🌷🌷April is a magical month for games and play. It brings us Easter Tide, Earth Day and is National Poetry Month. April is a joyful time for the renewal of the seasons that springs to life in the games we play–especially outdoors. Children begin to scurry about, run, skip, and jump, and roll amidst the greening grasses in between rainy days. Chasing friends, following woodland creatures, and wondering at the deep blue sky while watching birds take flight are all part of the springtime fun I noticed as sure signs that winter is fading past. For some families, the Easter Egg Hunt is a beautiful tradition, played with hidden, colorful eggs they decorated together, or others filled with treats.
My adventures with making games began in my childhood, when friends and I would make up our own rules to those we liked best, such as ‘Fox, Fox What Time Is It?’ or we’d dream up another form of Hide 'n Seek, Tag, or role-play. Sometimes we wanted to play the same game repeatedly, while at other times, we wanted to keep playing, but would start up another game to soar our spirits until it was time to go home.
I was very much inspired by those youthful days to create original games in response to the fast-paced, ever-changing hurried world we all live in today. I discovered the common need to occasionally pause and playfully be with those we enjoy most in an unplugged way, which can also be precious, invigorating and sweet.

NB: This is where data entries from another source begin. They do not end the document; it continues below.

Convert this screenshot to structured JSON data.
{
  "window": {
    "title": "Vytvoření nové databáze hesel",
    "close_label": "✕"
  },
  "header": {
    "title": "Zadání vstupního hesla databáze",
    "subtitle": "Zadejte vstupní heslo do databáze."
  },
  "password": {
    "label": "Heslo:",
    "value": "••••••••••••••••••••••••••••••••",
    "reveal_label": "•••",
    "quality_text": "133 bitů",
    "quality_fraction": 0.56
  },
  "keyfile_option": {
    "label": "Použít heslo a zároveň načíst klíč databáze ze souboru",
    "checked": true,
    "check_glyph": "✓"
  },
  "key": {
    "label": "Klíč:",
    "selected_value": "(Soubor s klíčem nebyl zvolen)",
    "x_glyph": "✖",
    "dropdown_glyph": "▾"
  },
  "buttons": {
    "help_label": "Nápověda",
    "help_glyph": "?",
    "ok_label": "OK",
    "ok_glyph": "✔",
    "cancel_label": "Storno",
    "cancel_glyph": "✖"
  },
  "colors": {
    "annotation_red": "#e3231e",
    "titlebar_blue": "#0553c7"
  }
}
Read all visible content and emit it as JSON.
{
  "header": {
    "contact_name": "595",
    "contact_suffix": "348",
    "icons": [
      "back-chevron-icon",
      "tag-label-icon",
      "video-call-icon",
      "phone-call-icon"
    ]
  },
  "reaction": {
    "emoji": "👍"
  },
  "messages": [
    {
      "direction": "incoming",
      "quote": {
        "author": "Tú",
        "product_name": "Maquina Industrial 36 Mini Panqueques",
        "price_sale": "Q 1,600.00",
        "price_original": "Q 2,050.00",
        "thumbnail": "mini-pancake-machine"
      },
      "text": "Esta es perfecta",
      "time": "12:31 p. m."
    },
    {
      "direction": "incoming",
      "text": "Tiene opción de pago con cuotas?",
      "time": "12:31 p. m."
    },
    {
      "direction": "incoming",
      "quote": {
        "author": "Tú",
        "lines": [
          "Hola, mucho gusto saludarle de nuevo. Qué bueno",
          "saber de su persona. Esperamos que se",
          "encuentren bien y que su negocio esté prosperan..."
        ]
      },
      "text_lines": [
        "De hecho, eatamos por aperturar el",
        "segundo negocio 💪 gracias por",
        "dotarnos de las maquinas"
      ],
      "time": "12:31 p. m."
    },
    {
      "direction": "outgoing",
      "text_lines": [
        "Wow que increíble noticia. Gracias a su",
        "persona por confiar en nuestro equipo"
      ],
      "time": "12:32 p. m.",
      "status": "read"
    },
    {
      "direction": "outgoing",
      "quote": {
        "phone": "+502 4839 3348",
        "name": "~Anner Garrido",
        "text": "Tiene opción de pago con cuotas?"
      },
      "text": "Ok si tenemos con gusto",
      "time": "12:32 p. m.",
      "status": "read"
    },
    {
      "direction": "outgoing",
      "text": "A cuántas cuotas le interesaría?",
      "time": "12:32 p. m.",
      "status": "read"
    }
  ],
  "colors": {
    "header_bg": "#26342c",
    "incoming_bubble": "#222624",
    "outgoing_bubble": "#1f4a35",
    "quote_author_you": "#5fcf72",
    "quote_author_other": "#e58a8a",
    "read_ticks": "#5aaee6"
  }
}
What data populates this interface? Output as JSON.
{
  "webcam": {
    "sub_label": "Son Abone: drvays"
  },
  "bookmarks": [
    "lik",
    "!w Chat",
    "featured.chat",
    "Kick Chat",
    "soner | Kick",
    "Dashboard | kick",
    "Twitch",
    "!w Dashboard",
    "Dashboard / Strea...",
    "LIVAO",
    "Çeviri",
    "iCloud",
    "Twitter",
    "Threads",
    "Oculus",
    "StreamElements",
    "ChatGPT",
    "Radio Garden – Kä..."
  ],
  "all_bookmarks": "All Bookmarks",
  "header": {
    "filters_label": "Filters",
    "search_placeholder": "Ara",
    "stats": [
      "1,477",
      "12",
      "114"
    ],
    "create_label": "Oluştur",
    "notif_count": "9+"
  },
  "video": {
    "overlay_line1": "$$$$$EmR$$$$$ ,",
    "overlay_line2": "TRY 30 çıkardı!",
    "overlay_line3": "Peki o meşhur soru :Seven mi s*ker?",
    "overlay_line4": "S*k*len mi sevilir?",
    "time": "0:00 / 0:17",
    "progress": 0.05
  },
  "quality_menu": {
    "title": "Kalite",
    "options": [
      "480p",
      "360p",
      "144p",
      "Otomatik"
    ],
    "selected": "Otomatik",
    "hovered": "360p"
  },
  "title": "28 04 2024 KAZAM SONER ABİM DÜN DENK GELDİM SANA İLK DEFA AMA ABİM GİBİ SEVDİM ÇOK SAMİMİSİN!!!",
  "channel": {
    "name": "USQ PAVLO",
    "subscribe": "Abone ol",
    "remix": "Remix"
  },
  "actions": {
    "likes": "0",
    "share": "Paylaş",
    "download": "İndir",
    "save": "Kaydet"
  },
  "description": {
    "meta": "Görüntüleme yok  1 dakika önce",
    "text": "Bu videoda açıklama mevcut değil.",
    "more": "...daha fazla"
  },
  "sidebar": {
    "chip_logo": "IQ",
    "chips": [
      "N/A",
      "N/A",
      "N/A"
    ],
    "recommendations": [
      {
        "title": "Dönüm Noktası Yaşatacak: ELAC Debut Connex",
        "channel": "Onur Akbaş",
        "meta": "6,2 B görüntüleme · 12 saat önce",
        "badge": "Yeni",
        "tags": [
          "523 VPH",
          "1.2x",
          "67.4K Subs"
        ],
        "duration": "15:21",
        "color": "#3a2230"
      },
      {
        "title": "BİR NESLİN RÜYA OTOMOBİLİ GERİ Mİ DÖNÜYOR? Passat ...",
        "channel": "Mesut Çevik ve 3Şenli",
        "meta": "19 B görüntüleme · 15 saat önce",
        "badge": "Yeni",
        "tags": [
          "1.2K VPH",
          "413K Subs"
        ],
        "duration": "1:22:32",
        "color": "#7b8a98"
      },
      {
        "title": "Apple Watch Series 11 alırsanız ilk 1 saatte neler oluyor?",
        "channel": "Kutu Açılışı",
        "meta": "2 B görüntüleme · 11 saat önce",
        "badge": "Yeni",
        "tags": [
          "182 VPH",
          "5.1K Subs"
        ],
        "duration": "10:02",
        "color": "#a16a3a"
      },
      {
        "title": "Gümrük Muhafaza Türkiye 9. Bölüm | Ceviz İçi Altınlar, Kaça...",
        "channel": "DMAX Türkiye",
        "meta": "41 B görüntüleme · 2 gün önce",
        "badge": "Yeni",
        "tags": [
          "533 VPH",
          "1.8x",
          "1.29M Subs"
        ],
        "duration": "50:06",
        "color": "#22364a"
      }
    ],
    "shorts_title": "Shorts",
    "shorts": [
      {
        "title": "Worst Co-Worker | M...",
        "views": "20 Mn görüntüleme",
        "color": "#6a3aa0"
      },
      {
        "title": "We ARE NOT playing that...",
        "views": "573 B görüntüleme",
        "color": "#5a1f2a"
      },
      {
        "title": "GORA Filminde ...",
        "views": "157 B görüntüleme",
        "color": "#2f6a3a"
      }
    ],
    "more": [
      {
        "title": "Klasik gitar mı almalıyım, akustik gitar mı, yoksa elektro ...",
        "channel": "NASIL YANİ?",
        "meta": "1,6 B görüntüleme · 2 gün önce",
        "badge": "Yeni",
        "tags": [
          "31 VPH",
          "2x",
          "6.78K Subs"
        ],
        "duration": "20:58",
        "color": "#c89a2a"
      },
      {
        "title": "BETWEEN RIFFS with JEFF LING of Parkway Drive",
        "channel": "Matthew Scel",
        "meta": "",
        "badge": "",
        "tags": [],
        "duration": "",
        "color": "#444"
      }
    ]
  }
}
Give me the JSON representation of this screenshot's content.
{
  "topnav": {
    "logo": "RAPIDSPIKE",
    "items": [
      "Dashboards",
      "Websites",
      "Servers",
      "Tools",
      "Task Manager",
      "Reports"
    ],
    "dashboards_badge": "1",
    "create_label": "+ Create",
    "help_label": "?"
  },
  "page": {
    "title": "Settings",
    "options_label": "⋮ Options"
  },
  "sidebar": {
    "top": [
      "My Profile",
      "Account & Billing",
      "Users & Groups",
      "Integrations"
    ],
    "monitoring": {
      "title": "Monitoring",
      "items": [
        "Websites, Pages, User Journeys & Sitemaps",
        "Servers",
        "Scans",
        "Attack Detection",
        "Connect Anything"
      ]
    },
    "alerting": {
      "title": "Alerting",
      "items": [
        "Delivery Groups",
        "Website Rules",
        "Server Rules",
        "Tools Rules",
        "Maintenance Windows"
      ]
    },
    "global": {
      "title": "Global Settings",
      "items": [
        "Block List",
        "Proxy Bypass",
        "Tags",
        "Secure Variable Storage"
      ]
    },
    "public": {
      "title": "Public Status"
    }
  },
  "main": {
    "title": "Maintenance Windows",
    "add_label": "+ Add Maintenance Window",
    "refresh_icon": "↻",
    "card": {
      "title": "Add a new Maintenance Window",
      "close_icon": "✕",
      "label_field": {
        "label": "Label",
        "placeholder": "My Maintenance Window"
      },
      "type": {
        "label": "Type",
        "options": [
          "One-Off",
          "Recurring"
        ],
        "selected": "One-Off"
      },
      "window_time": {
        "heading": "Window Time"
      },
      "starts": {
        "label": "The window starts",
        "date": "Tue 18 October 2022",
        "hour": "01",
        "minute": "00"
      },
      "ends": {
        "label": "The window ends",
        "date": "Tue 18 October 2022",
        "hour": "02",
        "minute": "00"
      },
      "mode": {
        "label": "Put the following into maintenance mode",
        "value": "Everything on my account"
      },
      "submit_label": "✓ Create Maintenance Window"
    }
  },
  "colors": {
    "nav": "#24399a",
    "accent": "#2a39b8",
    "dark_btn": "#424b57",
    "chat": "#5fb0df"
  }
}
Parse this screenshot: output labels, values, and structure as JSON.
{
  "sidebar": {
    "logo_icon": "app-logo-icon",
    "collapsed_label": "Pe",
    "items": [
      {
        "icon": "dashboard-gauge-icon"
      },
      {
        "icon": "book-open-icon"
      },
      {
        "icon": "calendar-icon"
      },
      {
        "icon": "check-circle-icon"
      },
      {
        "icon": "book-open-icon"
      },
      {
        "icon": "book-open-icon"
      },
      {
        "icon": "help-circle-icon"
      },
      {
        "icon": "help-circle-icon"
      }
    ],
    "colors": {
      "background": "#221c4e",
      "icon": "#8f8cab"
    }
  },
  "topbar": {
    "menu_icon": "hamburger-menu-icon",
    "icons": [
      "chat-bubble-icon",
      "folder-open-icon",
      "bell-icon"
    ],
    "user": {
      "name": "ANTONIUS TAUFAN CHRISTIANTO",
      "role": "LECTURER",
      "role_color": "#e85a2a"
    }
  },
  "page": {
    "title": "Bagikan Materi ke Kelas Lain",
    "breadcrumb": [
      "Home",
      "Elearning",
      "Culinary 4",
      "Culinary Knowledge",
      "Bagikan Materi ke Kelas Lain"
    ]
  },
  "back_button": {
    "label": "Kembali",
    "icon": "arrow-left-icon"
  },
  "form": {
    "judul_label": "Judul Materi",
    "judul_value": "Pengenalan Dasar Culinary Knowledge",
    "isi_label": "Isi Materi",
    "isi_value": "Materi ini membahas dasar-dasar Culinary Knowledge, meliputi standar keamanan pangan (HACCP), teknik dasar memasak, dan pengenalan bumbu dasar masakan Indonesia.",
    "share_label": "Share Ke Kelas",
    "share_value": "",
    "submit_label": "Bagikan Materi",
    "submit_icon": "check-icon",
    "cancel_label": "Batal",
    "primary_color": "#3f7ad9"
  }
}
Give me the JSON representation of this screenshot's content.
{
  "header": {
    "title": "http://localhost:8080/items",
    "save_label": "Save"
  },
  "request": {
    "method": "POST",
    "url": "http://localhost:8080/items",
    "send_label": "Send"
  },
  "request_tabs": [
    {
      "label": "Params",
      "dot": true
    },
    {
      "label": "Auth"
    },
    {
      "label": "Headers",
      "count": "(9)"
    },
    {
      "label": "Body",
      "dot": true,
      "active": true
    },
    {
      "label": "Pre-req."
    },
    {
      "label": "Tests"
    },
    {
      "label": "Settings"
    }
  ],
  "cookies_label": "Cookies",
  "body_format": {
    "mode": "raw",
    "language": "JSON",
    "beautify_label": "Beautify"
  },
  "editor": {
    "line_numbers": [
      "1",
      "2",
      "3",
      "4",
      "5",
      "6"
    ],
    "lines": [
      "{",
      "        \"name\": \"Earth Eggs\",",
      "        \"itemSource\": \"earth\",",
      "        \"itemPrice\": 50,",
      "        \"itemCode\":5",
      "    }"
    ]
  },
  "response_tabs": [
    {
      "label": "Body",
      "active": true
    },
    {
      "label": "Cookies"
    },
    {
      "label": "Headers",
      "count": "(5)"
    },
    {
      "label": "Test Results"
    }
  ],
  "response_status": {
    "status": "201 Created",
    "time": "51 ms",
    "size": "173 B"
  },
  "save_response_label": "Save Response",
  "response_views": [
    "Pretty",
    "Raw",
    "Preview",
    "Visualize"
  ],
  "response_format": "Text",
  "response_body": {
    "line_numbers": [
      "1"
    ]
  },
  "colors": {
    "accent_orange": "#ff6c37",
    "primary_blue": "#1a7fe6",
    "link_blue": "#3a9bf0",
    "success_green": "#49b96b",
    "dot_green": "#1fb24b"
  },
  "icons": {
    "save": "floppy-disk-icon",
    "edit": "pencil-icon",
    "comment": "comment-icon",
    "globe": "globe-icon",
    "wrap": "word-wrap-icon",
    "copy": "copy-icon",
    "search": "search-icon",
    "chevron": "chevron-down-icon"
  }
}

I retraced my footsteps from childhood memories in the garden to the school playground and back to the kitchen table where I thought about people I played with, how we played with each other and the happiness we often created together. I gratefully recalled cherished times I spent with my grandparents, reading fairy tales aloud to each other in between rounds of games, cups of tea, paper dolls, and playing dress-up.
The first game I designed was a paper fashion game called Fashionistas for my cousins and my sister, from which Prairie Fairies evolved. The second game I designed was a mixed media poetry game called A dozen rOses for Rainer, inspired by the poems of Rainer Maria Rilke, from which Prairie Prose emerged. The gameplay is cooperative by design, and helps players create a ‘magic circle’ of a cozy nature, where having fun together is everyone’s goal in lieu of keeping score.
Back in their day, no one understood a child’s need for spaces to play more than Jens Jensen, Dwight Perkins and Jane Addams of the Prairie School Era–who each set an early precedent for open green spaces, school playgrounds, kindergartens, and free play. But children aren’t the only ones who need spaces for play, we all do, for playfulness is a way of being in the world that kindles a heart-healthy approach for living life.